I had no strong feelings about the war, except to avoid it. Now this spillover was killing people across 125 cities. On every long car ride now, Jonah spun through the dial, searching for counterculture songs.

He’d weave a Dies Irae cantus firmus around the melodies, that same gift for counterpoint that had stunned my parents during our music evenings and made them think they had a duty to send him away to boarding school. The fatal facility that stunted his life. And when the three or four predictable funk or folk guitar chords failed to accommodate the harmonies he spun, he’d curse the tone-deaf arrangements and threaten to firebomb the nearest record store.

The war took us over. Everything became a referendum on it. Love-fests, pot parties, sit-ins, draft-card bonfires, Upper West Side benefits that threw together militant radicals and shameless philanthropists: Everything became the war. My brother sat next to me on an upholstered Chevy seat, weaving counterpoint around the words, “There’s something happening here.” The old order was taking its last twilight gasp; some spiraling hope was breathing its first. My brother hummed along, obbligato, above

“Stop, hey: What’s that sound?” But no one could say what that sound was or just what future it was trying to buy.

The war took Phillipa Schuyler. That wonderous little girl, the daughter of hybrid vigor, the celebrated heroine of Phillipa Duke Schuyler Day, whose Five Little Piano Pieces were among the first keyboard works Jonah and I ever learned, died in Da Nang. The musical prodigy burned to death in a helicopter crash in a war zone, on her way back from Hue. Her country had loved the girl for the shortest moment, until she passed through puberty and lost her status as a freak of nature. When precocity failed her, all those whom hybrid vigor threatened with extinction turned the full force of purebred unity against her.

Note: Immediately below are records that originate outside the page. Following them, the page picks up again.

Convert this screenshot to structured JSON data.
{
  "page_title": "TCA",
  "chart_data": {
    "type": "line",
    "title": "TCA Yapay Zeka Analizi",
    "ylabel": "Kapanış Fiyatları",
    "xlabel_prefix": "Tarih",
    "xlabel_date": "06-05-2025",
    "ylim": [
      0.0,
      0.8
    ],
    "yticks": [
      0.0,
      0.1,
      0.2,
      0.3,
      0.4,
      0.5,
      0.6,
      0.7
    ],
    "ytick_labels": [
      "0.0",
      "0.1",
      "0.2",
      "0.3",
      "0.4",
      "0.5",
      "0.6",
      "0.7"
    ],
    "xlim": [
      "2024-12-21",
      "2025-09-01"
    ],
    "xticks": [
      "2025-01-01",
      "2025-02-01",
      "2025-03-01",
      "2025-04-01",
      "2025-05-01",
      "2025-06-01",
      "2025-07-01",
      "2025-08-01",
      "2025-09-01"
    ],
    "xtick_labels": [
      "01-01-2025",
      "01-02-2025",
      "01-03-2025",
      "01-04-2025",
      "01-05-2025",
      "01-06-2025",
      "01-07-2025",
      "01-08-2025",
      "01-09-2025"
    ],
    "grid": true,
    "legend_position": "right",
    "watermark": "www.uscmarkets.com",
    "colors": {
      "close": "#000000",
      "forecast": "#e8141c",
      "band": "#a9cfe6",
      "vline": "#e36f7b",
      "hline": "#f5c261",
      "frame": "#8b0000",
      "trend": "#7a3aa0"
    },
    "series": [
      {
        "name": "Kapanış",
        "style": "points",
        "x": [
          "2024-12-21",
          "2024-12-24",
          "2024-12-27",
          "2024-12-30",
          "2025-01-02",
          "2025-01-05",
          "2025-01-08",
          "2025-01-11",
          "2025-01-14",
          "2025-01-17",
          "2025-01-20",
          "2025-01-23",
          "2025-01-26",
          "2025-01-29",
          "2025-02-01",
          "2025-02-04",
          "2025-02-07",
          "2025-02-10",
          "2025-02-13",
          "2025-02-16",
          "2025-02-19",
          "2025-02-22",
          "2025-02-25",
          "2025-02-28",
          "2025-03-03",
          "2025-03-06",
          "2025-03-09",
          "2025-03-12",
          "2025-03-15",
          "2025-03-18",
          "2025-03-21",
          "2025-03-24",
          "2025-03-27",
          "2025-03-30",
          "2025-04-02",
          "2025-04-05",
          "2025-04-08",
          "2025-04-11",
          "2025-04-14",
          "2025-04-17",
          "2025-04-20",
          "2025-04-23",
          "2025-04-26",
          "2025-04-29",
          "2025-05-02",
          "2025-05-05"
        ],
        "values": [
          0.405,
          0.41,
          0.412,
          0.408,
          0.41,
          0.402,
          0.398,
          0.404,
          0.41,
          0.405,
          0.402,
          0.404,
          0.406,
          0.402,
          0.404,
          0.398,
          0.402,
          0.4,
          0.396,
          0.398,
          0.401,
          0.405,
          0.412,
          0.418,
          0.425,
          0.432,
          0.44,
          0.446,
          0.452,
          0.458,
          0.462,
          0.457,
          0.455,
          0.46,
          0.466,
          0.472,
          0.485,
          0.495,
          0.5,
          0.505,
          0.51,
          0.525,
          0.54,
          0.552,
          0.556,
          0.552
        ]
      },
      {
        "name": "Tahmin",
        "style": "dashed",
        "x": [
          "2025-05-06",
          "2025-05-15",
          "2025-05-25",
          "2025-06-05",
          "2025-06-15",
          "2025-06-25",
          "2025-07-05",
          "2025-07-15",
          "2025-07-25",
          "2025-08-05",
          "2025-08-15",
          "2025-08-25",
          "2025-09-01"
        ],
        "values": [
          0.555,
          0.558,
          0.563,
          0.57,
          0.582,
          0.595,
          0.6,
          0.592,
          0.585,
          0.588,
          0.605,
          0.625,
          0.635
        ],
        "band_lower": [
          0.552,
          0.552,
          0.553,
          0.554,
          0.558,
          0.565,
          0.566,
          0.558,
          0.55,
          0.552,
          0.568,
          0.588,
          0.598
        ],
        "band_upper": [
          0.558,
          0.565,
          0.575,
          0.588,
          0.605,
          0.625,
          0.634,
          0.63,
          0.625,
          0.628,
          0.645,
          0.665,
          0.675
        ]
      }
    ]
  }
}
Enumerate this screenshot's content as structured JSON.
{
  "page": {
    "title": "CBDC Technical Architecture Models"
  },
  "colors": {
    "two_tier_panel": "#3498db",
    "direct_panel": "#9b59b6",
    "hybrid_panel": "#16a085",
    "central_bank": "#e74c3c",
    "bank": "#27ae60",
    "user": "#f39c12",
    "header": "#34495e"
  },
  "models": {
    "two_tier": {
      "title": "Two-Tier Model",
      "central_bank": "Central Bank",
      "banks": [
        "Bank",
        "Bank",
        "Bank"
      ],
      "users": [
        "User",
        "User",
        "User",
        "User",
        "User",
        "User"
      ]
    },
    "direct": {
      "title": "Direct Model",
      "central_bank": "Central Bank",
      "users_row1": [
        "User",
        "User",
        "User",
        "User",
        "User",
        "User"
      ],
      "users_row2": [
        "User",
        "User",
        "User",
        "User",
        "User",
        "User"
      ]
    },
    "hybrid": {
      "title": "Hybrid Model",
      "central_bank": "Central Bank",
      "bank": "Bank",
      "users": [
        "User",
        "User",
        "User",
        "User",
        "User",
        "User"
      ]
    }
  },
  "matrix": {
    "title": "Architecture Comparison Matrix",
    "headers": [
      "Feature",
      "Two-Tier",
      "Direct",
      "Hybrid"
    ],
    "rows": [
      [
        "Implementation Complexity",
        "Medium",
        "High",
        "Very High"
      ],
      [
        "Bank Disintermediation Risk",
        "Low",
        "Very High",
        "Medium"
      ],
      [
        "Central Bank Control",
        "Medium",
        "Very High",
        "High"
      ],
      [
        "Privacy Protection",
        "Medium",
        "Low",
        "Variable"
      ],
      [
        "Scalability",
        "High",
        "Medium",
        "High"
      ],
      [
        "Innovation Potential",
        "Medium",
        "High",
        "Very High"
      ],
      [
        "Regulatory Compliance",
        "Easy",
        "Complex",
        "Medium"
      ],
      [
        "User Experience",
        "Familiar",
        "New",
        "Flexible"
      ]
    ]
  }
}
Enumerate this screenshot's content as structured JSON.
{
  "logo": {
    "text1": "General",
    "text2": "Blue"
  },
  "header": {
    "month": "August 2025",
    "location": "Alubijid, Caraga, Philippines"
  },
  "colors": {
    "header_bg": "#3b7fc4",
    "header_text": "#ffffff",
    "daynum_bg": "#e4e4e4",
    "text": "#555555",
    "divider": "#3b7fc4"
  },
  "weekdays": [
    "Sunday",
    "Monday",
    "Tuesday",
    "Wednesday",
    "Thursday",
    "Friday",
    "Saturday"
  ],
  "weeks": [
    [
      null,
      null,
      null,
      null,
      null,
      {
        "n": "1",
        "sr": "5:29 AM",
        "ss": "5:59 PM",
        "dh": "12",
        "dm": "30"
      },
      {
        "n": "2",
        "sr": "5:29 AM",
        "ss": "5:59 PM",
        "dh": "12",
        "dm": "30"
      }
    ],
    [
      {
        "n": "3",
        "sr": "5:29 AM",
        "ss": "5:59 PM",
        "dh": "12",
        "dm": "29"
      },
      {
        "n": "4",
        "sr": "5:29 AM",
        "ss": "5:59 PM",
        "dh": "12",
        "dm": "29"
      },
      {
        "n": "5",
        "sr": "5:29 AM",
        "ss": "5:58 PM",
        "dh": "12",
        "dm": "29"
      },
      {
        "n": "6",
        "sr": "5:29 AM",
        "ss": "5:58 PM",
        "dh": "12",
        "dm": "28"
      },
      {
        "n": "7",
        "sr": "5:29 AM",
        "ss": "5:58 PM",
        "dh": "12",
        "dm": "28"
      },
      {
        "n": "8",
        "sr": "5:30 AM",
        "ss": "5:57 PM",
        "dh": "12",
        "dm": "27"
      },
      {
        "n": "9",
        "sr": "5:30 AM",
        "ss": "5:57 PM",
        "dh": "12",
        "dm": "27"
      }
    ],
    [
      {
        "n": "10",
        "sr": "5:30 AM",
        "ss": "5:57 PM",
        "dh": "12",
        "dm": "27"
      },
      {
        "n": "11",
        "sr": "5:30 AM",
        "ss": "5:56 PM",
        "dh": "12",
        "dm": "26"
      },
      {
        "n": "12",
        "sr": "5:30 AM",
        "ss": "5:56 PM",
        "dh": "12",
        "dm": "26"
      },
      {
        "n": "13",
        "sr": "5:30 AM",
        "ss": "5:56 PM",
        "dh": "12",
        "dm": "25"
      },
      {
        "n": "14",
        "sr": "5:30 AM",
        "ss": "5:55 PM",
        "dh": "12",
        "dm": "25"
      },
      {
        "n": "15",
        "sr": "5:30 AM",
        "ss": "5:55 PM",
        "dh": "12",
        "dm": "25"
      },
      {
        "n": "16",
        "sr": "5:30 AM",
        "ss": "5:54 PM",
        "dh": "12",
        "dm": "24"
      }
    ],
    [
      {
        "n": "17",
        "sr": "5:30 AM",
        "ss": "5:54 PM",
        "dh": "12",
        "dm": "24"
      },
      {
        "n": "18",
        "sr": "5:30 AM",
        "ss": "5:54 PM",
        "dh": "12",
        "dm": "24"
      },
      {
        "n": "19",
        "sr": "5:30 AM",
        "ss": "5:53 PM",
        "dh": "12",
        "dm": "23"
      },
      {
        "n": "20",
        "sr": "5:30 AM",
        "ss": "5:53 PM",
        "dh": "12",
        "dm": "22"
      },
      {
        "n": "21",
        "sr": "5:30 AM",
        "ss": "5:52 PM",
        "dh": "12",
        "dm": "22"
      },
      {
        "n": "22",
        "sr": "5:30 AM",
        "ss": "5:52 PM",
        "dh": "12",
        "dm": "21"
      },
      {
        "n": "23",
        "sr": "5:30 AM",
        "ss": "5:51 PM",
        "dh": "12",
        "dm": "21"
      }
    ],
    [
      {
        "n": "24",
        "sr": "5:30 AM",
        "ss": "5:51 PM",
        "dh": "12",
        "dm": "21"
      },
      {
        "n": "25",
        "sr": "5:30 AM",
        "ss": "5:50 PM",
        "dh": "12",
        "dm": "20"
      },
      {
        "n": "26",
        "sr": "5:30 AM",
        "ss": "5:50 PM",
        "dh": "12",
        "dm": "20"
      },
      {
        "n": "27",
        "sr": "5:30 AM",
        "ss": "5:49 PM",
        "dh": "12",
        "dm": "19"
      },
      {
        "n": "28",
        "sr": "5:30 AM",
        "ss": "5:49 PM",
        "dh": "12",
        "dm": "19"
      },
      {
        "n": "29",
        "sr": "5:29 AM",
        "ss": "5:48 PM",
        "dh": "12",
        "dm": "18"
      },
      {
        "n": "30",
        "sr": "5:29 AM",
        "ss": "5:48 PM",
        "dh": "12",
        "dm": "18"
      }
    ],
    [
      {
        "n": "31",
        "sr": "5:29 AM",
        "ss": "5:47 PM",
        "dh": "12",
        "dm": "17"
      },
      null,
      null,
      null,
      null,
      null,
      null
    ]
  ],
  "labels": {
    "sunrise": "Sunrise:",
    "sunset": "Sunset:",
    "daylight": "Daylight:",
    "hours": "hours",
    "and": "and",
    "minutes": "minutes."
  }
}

She fled to Europe, playing to acclaim from crowned families and heads of state. She toured internationally as Felipa Monterro, racially, nationally, and historically ambiguous. She published five books and wrote articles in several languages. She became a correspondent. And she fell from the sky and died on a bungled humanitarian mission to rescue schoolchildren whose village was about to be overrun. She was thirty-seven.

The news devastated Jonah. He’d loved the girl, on nothing more than her sheet music and our parents’

accounts. He’d imagined she’d hear of him someday, that they would meet, that anything might happen between them. I, too, had always thought so.

“Just us now, Mule,” he told me. Just us, and the tens of thousands just like us, whom we’d never come across.

From Hue and Da Nang—hamlets no atlas of ours carried—the war came home. At Columbia, what started as an SDS-led demonstration ended with a unit of twenty-year-olds taking over the president’s office in Low Library, where they set up an autonomous people’s republic. Across that postage stamp of campus where our father worked, the latest American revolution played out in microcosm. Half a dozen buildings were occupied, besieged, and sacked over the course of a war that lasted longer than the latest one between the Arabs and Israel.